Overall, the present study provides new insights into chromosomal evolution in NWMs, thus confirming and extending previous observations. Moreover, our results are bases for more detailed characterization of ECBs in future. The latter may then lead to further investigations of genomic features of ECBs, such as tandem repeats, segmental duplications and copy number variant regions.
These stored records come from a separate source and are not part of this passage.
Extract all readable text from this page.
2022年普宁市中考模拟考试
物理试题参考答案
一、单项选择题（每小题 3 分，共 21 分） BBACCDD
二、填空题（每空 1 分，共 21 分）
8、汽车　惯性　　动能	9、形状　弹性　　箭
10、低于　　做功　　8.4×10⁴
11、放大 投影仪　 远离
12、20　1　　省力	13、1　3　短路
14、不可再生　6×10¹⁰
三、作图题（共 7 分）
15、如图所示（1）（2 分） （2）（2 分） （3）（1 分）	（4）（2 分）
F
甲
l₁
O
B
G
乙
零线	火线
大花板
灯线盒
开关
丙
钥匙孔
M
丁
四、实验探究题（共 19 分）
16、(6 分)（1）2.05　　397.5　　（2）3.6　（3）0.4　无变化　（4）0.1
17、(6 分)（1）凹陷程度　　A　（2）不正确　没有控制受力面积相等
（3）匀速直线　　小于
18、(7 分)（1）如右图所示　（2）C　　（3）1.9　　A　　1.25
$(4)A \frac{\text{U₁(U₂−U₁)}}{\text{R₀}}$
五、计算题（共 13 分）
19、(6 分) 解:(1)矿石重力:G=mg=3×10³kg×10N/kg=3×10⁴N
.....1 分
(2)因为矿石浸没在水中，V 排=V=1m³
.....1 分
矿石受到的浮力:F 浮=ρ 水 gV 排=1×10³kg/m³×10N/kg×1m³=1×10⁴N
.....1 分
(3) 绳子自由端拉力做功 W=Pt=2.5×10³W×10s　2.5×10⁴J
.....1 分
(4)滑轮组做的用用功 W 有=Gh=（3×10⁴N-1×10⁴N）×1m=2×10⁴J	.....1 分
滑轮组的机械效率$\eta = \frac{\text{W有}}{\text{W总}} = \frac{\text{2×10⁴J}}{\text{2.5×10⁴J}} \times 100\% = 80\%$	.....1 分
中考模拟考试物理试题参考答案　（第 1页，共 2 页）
Meanwhile, our molecular cytogenetic data confirms ideas on involvement of FSs in genomic stability during evolution.

Declarations

Author contribution statement

Xiaobo Fan: Conceived and designed the experiments; Performed the experiments; Analyzed and interpreted the data; Wrote the paper.

Weerayuth Supiwong: Performed the experiments.

Anja Weise: Analyzed and interpreted the data; Wrote the paper.

Kristin Mrasek, Nadezda Kosyakova: Analyzed and interpreted the data.

Alongkoad Tanomtong, Krit Pinthong, Vladimir A. Trifonov, Marcelo de Bello Cioffi, Pierre Grothmann, Edivaldo H.C. de Oliveira: Contributed reagents, materials, analysis tools or data.

Thomas Liehr: Conceived and designed the experiments; Contributed reagents, materials, analysis tools or data; Wrote the paper.

Competing interest statement

The authors declare no conflict of interest.

Funding statement

Xiaobo Fan was supported by the China Scholarship Council.

Additional information

No additional information is available for this paper.